I Have an Incurable Disease, But I'm Not Angry About It

I've reframed my limitations as opportunities to find more joy.
Publish date:
August 15, 2016
illness, crohns disease, chronic illness, disease

On several occasions, people have asked me if I am mad that I have Crohn's disease. They'll say things like, "Wow, I can't imagine how angry it must make you," or "You don't seem upset — don't let anger build up inside of you for too long."

But it never has dawned on me to feel angry. Actually, I can't remember the last time I got mad about anything.

It has been years since I have yelled out of anger or deemed a situation infuriating. I have not been consciously restricting these emotions; they just don't manifest. I'm extremely even-tempered, and it keeps me mindful of the things in life that are important instead of getting enraged over trivial — or even not-so-trivial — happenings. I don't know what anger feels like anymore, and I think that is a good thing.

In addition to being even-tempered, I've found that having a disease changes a person, and one of the ways mine has changed me is that it allows me to put everything in perspective. I can't change the fact that I have a disease, so why would I get mad over it? Don't get me wrong — my emotions definitely have surfaced as sadness as it relates to my illness, but I think that's a much less detrimental emotion to experience in response to this illness than anger.

Anger is scary. It intimidates and affects other people. Anger gets misplaced and taken out on others or turned inward — either way, it's not healthy. I have enough health problems to deal with, and I don't want to add high blood pressure to the list.
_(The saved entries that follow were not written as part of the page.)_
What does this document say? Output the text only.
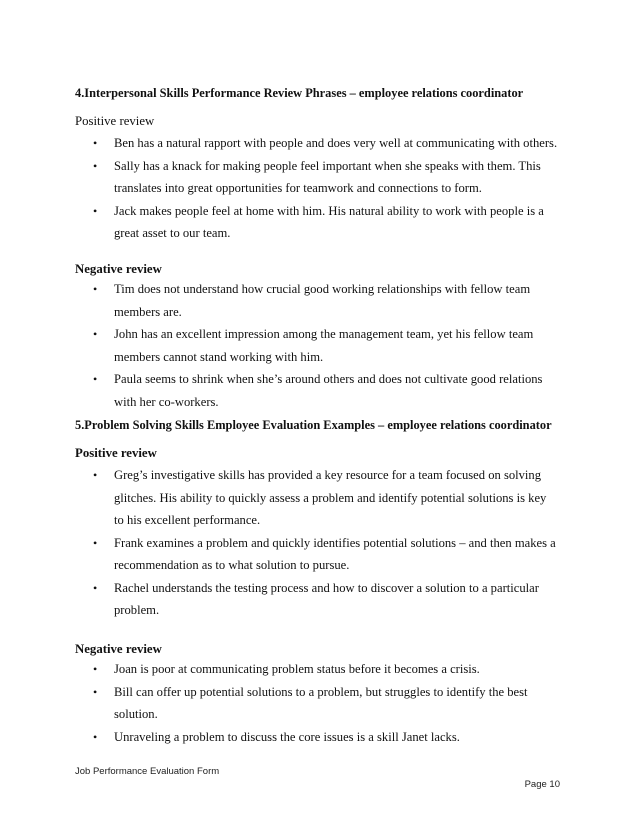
4.Interpersonal Skills Performance Review Phrases – employee relations coordinator
Positive review
• Ben has a natural rapport with people and does very well at communicating with others.
• Sally has a knack for making people feel important when she speaks with them. This translates into great opportunities for teamwork and connections to form.
• Jack makes people feel at home with him. His natural ability to work with people is a great asset to our team.
Negative review
• Tim does not understand how crucial good working relationships with fellow team members are.
• John has an excellent impression among the management team, yet his fellow team members cannot stand working with him.
• Paula seems to shrink when she’s around others and does not cultivate good relations with her co-workers.
5.Problem Solving Skills Employee Evaluation Examples – employee relations coordinator
Positive review
• Greg’s investigative skills has provided a key resource for a team focused on solving glitches. His ability to quickly assess a problem and identify potential solutions is key to his excellent performance.
• Frank examines a problem and quickly identifies potential solutions – and then makes a recommendation as to what solution to pursue.
• Rachel understands the testing process and how to discover a solution to a particular problem.
Negative review
• Joan is poor at communicating problem status before it becomes a crisis.
• Bill can offer up potential solutions to a problem, but struggles to identify the best solution.
• Unraveling a problem to discuss the core issues is a skill Janet lacks.
Job Performance Evaluation Form
Page 10
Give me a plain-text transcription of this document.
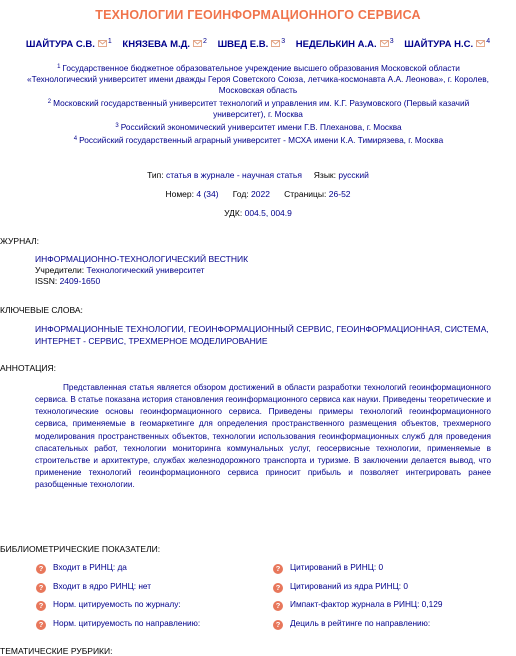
ТЕХНОЛОГИИ ГЕОИНФОРМАЦИОННОГО СЕРВИСА
ШАЙТУРА С.В. $^1$ КНЯЗЕВА М.Д. $^2$ ШВЕД Е.В. $^3$ НЕДЕЛЬКИН А.А. $^3$ ШАЙТУРА Н.С. $^4$
$^1$ Государственное бюджетное образовательное учреждение высшего образования Московской области «Технологический университет имени дважды Героя Советского Союза, летчика-космонавта А.А. Леонова», г. Королев, Московская область
$^2$ Московский государственный университет технологий и управления им. К.Г. Разумовского (Первый казачий университет), г. Москва
$^3$ Российский экономический университет имени Г.В. Плеханова, г. Москва
$^4$ Российский государственный аграрный университет - МСХА имени К.А. Тимирязева, г. Москва
Тип: статья в журнале - научная статья Язык: русский
Номер: 4 (34) Год: 2022 Страницы: 26-52
УДК: 004.5, 004.9
ЖУРНАЛ:
ИНФОРМАЦИОННО-ТЕХНОЛОГИЧЕСКИЙ ВЕСТНИК
Учредители: Технологический университет
ISSN: 2409-1650
КЛЮЧЕВЫЕ СЛОВА:
ИНФОРМАЦИОННЫЕ ТЕХНОЛОГИИ, ГЕОИНФОРМАЦИОННЫЙ СЕРВИС, ГЕОИНФОРМАЦИОННАЯ, СИСТЕМА, ИНТЕРНЕТ - СЕРВИС, ТРЕХМЕРНОЕ МОДЕЛИРОВАНИЕ
АННОТАЦИЯ:
Представленная статья является обзором достижений в области разработки технологий геоинформационного сервиса. В статье показана история становления геоинформационного сервиса как науки. Приведены теоретические и технологические основы геоинформационного сервиса. Приведены примеры технологий геоинформационного сервиса, применяемые в геомаркетинге для определения пространственного размещения объектов, трехмерного моделирования пространственных объектов, технологии использования геоинформационных служб для проведения спасательных работ, технологии мониторинга коммунальных услуг, геосервисные технологии, применяемые в строительстве и архитектуре, службах железнодорожного транспорта и туризме. В заключении делается вывод, что применение технологий геоинформационного сервиса приносит прибыль и позволяет интегрировать ранее разобщенные технологии.
БИБЛИОМЕТРИЧЕСКИЕ ПОКАЗАТЕЛИ:
? Входит в РИНЦ: да	? Цитирований в РИНЦ: 0
? Входит в ядро РИНЦ: нет	? Цитирований из ядра РИНЦ: 0
? Норм. цитируемость по журналу:	? Импакт-фактор журнала в РИНЦ: 0,129
? Норм. цитируемость по направлению:	? Дециль в рейтинге по направлению:
ТЕМАТИЧЕСКИЕ РУБРИКИ:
Moreover, I don't want anyone to think I'm mad at my disease because my disease is a part of me. I get sad sometimes when I'm in a flare — I think anyone in my situation would — but I refuse to beat myself up over something I can't control. I have no say over my disease and, consequently, some aspects of my life, but I do not see that as worthy of anger. I see it as an opportunity.

If I feel myself getting frustrated when I can't do something because of the limitations imposed on me by my disease, I remind myself of what I can do. When I'm sick, I can't always attend class or exercise or hang out with my friends, but I can always choose to see the brighter side of things. I can focus on the loving family I have and my exciting plans for the future, and find other activities to make me happy.

This process of reframing my limitations less as sources of anger and more as opportunities to find joy in life has become second nature to me.

My patience and composure in relation to my disease trickle down throughout all aspects of my life. I don't yell, I don't get mad at myself when I make mistakes, I don't engage in drama, and I refuse to hold a grudge. Life is way too short to be burdened by hostility, whether it's directed toward others or myself.

I can handle my chronic illness. I'm not sure a lot of people could. I don't want to say that I feel like I'm taking one for the team, but I do think that I was given this disease because I am capable of managing it both practically and emotionally. I can leverage it as a tool for personal growth. Once I started writing publicly about my disease, so many doors opened for me. The people I've met, the outreach I've received, and the love I feel daily make me so thankful to live the life I do, regardless of my medical situation.

I truly feel like I have nothing to be mad about. Sure, flare-ups suck. Missing out on life every once in a while, growing up too fast, and forgetting what it's like to be and feel "healthy" has been hard. I wake up every day and am reminded that I have Crohn's disease. It's on my mind constantly, especially in the midst of a flare. But everyone has "something." Everyone has a problem that's on their mind constantly; it may not be an incurable or chronic disease, but hardships exist in many forms. Setbacks and struggles have the potential to elicit anger, but they also have the potential to make us stronger people.

So when I'm asked if I'm mad about my disease, the answer is always no. No, I am not mad. I am stronger. I have been sad about my disease, I have been confused by my disease, I have lost a lot because of my disease, but I will never be angry about it because I love the person it has made me today.